A growing number of Gen Z professionals in India are falling into unsustainable debt, with cases of individuals earning modest salaries but owing massive sums. Easy credit, BNPL schemes, and lifestyle-driven borrowing are fueling this crisis. Experts warn of financial instability and highlight seven red flags to watch.
India’s youngest workforce is increasingly vulnerable to debt traps. Reports reveal alarming cases where individuals earning around Rs 30,000 a month are burdened with debts exceeding Rs 40 lakh. The rise of digital lending apps, buy-now-pay-later (BNPL) schemes, and instant credit cards has made borrowing effortless but risky.

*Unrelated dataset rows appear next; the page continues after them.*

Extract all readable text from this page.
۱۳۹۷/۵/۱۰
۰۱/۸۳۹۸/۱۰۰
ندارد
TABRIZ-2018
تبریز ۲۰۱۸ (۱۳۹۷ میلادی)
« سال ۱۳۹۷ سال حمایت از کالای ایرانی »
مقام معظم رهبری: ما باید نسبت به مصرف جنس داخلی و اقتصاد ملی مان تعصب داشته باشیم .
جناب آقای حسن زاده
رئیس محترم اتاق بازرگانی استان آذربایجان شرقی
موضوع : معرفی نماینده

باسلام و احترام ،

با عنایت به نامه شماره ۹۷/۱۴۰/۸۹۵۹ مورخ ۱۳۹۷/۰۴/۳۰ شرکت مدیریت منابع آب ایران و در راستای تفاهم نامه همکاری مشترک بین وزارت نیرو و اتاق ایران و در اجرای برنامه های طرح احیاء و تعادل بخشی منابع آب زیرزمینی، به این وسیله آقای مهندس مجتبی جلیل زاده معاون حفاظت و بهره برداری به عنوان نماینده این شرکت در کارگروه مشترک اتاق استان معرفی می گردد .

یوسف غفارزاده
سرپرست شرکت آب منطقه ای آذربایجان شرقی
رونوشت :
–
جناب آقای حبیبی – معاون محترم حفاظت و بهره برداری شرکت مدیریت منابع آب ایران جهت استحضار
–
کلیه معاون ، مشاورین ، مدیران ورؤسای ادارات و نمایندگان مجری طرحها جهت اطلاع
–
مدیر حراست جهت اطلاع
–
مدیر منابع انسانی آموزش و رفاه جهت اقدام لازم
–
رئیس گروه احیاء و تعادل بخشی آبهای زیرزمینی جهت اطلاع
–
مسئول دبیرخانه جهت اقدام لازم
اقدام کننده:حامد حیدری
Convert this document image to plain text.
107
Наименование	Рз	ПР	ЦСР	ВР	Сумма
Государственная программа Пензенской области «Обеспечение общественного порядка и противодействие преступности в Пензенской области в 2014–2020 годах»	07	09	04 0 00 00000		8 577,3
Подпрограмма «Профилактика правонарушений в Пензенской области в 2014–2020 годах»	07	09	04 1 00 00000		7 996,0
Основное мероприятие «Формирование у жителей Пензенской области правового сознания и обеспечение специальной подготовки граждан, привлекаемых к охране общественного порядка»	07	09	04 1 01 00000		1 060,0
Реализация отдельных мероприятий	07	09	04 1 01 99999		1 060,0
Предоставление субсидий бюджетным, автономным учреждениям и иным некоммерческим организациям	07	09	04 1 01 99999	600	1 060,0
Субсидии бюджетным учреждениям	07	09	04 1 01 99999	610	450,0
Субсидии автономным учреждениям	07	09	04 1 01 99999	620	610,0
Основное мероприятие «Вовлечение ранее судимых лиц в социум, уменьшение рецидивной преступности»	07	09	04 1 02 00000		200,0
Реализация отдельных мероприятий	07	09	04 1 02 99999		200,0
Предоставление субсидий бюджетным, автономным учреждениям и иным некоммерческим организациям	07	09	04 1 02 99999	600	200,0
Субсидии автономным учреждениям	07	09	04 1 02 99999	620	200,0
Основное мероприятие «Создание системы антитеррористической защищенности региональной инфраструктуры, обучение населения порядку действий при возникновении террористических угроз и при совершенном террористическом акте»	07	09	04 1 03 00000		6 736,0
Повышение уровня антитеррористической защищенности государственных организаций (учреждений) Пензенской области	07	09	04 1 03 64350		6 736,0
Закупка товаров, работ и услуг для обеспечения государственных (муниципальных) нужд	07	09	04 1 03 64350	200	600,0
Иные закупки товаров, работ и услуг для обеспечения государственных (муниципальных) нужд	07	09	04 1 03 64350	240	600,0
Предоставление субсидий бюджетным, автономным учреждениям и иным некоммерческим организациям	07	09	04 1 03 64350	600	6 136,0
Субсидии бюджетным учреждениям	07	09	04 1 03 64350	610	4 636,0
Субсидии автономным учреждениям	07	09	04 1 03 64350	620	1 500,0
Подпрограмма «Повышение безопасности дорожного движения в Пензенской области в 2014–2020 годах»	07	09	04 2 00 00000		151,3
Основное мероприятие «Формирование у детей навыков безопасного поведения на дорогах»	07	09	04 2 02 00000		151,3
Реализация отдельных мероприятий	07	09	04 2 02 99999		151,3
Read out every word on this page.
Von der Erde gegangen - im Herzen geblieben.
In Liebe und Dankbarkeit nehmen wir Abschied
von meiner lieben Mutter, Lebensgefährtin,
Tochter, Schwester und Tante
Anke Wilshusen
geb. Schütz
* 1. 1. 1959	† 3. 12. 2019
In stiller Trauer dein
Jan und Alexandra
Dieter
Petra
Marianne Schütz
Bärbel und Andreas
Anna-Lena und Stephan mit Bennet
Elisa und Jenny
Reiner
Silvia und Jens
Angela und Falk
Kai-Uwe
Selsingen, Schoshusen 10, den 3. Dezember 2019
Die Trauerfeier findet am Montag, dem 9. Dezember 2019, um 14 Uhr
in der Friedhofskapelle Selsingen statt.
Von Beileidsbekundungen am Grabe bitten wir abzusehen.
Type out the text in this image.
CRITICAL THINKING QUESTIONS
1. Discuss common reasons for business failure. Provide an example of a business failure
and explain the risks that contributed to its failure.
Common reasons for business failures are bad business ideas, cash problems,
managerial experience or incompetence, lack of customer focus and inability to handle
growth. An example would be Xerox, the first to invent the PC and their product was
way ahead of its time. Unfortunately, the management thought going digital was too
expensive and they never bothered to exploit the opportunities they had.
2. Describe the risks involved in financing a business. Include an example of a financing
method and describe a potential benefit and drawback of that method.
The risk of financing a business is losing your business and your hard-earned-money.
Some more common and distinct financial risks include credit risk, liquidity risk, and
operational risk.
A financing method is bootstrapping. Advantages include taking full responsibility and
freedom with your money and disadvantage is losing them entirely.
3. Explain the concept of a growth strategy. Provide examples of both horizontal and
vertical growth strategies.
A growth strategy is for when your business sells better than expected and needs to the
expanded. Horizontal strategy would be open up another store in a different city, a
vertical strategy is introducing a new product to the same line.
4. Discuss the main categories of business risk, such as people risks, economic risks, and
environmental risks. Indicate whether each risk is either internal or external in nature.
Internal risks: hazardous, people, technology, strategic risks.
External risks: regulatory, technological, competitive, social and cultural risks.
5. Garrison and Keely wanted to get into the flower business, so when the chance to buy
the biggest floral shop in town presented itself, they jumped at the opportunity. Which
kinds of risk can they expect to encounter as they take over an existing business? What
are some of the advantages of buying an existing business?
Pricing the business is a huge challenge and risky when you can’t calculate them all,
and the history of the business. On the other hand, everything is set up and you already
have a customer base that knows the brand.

Financial analysts point out that Gen Z’s preference for aspirational lifestyles, coupled with limited financial literacy, is driving reckless borrowing. Many are using loans to fund travel, gadgets, and luxury consumption rather than investments or essentials. This mismatch between income and liabilities is creating long-term risks of defaults, poor credit scores, and mental stress.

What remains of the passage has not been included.